How can I use a GPU?

How can I let multiple programs use the same GPU?

  • If you want to let multiple instances of your program share a GPU, you’ll have to start them in parallel from the same job using srun.

    #!/bin/sh
    #SBATCH --gres=gpu:1
    #SBATCH --ntasks=2
    srun program
    
  • If you want to use different programs, use the --multi-prog option:

    job.conf:

    0 <program 1>
    1 <program 2>
    

    job.sh:

    #!/bin/sh
    #SBATCH --gres=gpu
    #SBATCH --ntasks=2
    srun --multi-prog job.conf
    

How much memory can I use?

  • A task can run on a single node only. Since most jobs consist of a single task, those jobs are therefore limited to the total amount of memory in a node. However, since that would leave no memory for other jobs on the node, do not request more memory than your jobs need! (Also see How can I see the CPU or RAM usage of a job?).
  • There is also a per-user and per-QoS memory limit for the combined requested memory of all running jobs (of a user) in a certain QoS (see Quality of Service). So, to run the most jobs at the same time, don’t request more memory than your jobs need.
  • The average amount of memory that you can request when you want to run a lot of jobs is less than 8Gb per job (less than 4Gb per CPU). This will give you the most running jobs on the cluster.

How can I see the CPU or RAM usage of a job?

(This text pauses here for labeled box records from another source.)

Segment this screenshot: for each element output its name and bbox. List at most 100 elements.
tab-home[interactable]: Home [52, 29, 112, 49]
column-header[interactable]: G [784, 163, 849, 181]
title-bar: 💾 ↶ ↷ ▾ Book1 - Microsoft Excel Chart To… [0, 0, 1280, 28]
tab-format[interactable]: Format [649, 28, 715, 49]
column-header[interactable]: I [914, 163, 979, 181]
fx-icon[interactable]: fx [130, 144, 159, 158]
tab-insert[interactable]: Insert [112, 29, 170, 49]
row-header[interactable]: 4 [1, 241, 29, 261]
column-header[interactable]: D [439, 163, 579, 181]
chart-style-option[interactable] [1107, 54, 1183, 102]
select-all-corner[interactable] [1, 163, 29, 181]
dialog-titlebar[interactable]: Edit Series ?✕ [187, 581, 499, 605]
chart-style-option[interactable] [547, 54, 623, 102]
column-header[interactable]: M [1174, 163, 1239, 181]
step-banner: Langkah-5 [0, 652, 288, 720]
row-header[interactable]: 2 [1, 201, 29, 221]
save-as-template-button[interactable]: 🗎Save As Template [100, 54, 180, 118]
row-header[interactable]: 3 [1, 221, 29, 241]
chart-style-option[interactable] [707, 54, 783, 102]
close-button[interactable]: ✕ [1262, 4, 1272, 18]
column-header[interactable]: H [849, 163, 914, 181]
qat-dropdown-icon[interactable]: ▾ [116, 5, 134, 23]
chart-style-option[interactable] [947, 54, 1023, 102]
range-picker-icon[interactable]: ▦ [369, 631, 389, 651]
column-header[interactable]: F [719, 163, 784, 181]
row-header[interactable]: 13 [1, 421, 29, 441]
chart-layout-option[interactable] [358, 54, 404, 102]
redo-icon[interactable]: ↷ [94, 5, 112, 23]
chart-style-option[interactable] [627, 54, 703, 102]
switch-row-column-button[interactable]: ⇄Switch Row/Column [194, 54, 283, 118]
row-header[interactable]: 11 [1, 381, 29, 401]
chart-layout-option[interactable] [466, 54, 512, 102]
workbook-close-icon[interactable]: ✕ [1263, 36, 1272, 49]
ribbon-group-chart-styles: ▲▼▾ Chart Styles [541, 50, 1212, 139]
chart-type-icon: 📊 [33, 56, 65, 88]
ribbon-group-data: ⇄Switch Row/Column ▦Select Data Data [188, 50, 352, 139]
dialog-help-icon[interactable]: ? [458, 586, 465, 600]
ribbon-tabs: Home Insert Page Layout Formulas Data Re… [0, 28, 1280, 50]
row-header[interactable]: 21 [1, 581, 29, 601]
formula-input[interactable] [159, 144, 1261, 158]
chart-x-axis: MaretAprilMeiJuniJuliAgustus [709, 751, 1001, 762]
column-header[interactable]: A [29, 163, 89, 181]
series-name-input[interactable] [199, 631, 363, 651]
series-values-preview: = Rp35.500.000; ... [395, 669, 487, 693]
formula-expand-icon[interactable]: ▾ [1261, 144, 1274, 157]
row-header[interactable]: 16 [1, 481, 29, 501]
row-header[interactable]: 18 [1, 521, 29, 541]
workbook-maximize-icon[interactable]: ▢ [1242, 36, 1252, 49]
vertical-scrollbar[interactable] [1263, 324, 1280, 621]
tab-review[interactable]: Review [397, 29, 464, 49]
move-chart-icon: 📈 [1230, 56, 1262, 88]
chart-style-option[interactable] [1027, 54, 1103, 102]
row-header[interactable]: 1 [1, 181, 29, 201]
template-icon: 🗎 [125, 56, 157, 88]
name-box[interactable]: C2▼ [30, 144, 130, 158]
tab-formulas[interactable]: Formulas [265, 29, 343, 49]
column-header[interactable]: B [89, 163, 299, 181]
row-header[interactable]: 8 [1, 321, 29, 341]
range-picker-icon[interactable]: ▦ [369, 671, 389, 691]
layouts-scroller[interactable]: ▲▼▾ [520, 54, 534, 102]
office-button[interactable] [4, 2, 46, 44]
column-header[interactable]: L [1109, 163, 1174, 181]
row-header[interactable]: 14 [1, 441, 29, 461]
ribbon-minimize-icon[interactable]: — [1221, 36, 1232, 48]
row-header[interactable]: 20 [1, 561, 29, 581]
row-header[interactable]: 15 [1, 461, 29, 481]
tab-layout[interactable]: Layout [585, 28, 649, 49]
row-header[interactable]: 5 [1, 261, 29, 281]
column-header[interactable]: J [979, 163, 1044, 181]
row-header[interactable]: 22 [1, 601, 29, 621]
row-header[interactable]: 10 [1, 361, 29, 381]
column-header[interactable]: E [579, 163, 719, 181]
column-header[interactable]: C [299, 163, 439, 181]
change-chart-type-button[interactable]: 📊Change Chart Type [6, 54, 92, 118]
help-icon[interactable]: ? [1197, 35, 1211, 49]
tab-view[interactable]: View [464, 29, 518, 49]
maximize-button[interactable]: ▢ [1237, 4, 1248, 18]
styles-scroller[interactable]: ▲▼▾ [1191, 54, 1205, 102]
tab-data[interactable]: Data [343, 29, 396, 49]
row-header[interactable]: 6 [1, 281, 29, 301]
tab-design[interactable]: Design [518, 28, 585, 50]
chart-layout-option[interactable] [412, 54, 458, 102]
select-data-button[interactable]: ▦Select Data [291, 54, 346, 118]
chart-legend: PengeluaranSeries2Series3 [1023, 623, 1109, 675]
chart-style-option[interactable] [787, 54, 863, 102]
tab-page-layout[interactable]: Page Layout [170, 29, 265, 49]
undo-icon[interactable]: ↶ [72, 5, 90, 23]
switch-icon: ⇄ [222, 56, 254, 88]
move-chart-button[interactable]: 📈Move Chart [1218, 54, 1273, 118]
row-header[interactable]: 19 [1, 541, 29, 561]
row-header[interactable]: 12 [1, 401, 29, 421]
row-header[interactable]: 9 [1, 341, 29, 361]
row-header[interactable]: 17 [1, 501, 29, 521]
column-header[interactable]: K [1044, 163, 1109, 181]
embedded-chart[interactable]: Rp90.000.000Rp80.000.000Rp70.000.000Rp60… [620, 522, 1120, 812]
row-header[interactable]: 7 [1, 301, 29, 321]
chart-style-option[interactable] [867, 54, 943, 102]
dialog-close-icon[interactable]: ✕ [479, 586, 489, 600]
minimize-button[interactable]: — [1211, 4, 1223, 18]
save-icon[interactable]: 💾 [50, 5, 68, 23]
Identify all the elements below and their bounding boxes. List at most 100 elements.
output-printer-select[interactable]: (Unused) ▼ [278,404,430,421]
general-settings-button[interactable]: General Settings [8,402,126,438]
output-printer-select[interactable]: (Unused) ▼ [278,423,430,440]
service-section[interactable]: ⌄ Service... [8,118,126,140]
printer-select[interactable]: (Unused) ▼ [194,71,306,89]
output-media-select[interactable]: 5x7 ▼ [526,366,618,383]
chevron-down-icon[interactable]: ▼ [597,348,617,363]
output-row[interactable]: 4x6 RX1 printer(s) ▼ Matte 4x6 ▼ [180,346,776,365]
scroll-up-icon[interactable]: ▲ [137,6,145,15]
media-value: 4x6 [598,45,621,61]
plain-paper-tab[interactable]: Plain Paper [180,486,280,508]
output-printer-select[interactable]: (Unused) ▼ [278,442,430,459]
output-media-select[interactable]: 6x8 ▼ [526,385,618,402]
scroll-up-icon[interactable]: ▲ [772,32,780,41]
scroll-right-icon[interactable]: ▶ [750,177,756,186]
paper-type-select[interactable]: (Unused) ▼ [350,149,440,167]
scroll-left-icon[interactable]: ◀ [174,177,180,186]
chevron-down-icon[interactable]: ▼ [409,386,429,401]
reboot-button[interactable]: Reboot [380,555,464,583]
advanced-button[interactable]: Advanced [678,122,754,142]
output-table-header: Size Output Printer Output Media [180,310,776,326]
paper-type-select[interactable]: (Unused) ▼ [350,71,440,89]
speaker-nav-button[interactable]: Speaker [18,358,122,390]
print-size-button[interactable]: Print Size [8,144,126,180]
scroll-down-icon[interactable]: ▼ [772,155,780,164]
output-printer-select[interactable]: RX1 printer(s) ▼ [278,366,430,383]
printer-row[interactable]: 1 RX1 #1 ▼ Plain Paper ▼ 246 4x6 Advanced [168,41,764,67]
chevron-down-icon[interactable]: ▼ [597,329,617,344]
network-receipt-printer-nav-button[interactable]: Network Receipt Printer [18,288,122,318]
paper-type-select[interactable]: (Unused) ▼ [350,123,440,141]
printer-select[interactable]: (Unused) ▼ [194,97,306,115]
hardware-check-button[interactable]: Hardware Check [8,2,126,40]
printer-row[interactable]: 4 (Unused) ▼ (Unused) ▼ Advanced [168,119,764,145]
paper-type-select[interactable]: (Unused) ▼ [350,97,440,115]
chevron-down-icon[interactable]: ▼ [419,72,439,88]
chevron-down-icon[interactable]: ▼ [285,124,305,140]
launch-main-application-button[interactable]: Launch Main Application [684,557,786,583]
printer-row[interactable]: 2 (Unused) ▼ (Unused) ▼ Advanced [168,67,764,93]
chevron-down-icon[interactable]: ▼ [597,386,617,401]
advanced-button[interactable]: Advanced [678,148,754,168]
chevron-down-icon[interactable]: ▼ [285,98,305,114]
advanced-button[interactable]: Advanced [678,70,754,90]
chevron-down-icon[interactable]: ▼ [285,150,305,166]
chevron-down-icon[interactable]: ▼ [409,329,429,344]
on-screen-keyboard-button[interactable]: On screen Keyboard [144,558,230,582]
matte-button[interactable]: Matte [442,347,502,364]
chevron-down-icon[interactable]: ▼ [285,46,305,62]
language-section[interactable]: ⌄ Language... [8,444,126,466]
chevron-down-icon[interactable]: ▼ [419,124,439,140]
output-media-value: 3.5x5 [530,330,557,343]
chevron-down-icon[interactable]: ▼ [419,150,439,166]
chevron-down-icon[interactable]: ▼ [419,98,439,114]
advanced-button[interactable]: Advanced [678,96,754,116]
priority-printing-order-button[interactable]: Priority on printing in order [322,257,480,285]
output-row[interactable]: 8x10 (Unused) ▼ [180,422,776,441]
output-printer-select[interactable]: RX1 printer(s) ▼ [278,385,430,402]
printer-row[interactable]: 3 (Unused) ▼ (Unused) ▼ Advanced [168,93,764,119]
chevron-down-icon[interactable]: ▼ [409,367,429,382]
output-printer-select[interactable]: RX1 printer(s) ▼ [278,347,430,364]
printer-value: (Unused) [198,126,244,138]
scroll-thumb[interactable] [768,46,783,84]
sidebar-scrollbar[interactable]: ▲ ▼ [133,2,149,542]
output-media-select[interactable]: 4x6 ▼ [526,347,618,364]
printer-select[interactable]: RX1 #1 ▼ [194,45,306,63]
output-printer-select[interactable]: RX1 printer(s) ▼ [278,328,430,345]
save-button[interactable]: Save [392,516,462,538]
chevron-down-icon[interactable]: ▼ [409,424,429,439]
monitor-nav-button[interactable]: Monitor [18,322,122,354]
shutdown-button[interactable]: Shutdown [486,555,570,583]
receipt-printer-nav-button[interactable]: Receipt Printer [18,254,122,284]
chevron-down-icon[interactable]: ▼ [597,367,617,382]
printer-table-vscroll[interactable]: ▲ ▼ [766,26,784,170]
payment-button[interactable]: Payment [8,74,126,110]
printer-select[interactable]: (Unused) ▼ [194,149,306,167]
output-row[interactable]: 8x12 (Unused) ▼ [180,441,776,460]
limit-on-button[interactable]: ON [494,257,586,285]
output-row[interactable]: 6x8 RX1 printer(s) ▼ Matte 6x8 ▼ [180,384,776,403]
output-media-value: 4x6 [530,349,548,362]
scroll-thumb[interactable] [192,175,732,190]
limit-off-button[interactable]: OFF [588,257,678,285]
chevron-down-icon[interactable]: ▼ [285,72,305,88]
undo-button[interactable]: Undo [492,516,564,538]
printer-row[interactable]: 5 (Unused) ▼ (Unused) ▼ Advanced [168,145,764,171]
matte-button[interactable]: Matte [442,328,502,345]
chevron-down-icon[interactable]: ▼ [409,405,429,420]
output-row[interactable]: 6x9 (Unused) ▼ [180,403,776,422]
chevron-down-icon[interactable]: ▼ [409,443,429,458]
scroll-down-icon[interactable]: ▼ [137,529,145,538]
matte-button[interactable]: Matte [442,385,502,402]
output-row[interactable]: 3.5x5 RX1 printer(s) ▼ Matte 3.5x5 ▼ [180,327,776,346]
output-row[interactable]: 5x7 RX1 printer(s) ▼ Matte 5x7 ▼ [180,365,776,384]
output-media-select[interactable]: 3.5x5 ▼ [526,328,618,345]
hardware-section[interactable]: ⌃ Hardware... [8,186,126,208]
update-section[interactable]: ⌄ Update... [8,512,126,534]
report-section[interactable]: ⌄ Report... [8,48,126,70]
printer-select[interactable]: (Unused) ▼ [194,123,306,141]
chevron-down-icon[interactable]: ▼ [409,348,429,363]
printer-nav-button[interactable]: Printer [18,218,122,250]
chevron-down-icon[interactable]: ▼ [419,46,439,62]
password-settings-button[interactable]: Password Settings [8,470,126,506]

  • sstat shows specific usage information for (running) job steps (i.e. when you start your program using srun program), using something like this (all on one line):
    sstat --allsteps --format=JobID,NTasks,MinCPU,MaxRSS,MaxDiskRead,MaxDiskWrite <jobid>
    
    The MaxRSS field, for example, shows the maximum amount of memory used until now.
  • seff <jobid> shows basic CPU and memory usage statistics of the whole job, including easy to understand percentages, but only for finished jobs.

How can I see the GPU usage of a job?

How can I limit the number of jobs per node?

  • When a job risks overloading a node (for example because it creates a large load on the network storage, or because it uses a lot of space in /tmp), you need to explicitly limit the number of jobs that can be run simultaneously on a node.
  • One way to do this is to use the GRES (Generic consumable RESource) jobspernode. This allows you to limit the number of jobs per node to one, two, three or four. You do this by requesting one of the following GRES in your jobs (pick the one you need):
    #SBATCH --gres=jobspernode:one:1
    #SBATCH --gres=jobspernode:two:1
    #SBATCH --gres=jobspernode:three:1
    #SBATCH --gres=jobspernode:four:1
    
    When you specify one of these in your job, for example the one for four jobs per node, the scheduler will start (up to) four jobs on one node, and will then wait until a job finishes before starting another job on that node.

Should I feel guilty about running a lot of jobs with GPU/CPU usage?

  • Actually, the more jobs running and waiting in the queue, the more efficient and fair the scheduler can plan and divide the resources over the waiting jobs, so the higher the throughput and the sooner all work is finished. The scheduler will make sure that the available resources are divided fairly between the jobs of all users. This is done based on previous usage: the amount of allocated CPUs, GPUs and memory multiplied by a job’s real runtime. The higher a user’s previous usage, the lower the priority of that user’s jobs waiting in the queue. So when one user has a high previous usage, the waiting jobs of other users will be started before the jobs of that user. (The previous usage continuously decays, so when the usage stops, that user’s priority automatically goes back up again in a few days.)

How do I clean up /tmp (when a job fails)

  • When your job stores temporary data locally on a node, your job needs to clean up this data before it exits. So include an rm command at the end of your job script. (The system does not clean up this data automatically.)

  • When the job fails (or is canceled or hits a timeout), the clean up requires some special code in the job script:

    #!/bin/sh
    #SBATCH ... # Your usual resources' specifications
    
    tmpdir="/tmp/${USER}/${SLURM_JOBID}" # Create local temporary folder
    mkdir --parents "$tmpdir"
    
    # You may want to uncomment this to know what to clean up when the clean up fails:
    #echo "Temporary folder: $(hostname --short):${tmpdir}"
    
    function clean_up { # Cleanup temporary folder
      rm --recursive --force "$tmpdir" && echo "Clean up of $tmpdir completed successfully."
      exit
    }
    trap 'clean_up' EXIT # Setup clean_up to run on exit
    
    # Your code- Make sure your program uses this "$tmpdir" location
    srun …
    
  • If all else fails, login interactively to the node and manually clean up the files:

    sinteractive --nodelist=<node>
    
  • Request a node with enough space in /tmp (at least twice what your script needs, because other jobs need to use /tmp too):

    #SBATCH --tmp=<size>G